Up Close With the Beauty of Gatsby: On Teaching (And Reading) an American Classic

The Great Gatsby: If you went to high school in the United States, your parents read it, you’ve read it, your friends have some vague memory of the green light and Daisy and Nick, and your kids probably will too. I read it in high school and college, and now am a member of the great tribe of high school teachers who put it on our American Literature syllabi year after year, 100 years after its publication. Almost no text is so ubiquitously found in classrooms, which is also why it often draws righteous indignation and constant interrogation: Do more people need to read this, again? Is there really nothing else that would serve the same purpose?
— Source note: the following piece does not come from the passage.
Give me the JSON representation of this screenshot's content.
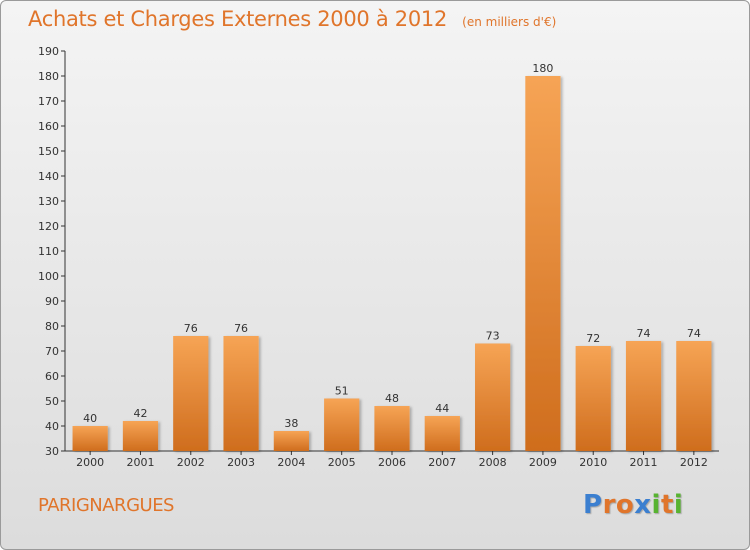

Are we being lazy educators, perpetuating a system that mindlessly privileges a few texts, identities, etc.? These are questions I ask every year, and every year, I choose again to teach it. The reasons are multifarious: I believe there is value in a canon (how many texts are we able to discuss with our peers, parents, and children?); I also think, contrary to the identitarian objection, the text raises interesting and relevant questions of class, gender, etc. But most importantly, Gatsby cares about language. Few texts so carefully ensure the fluidity or the languor of a sentence mirrors its function; few make you feel the slap of an em-dash or the runaway car of a string of commas. Gatsby doesn’t just tell you a story, it teaches you how to love language. In a world of identity politics, the ascendancy of tech, finance, and optimization, language itself is an increasingly rare concern. The art of paying careful attention to language is one we purport to teach in class. We call it close reading. I think Gatsby is a text that both represents and defends close reading. And it does need defending.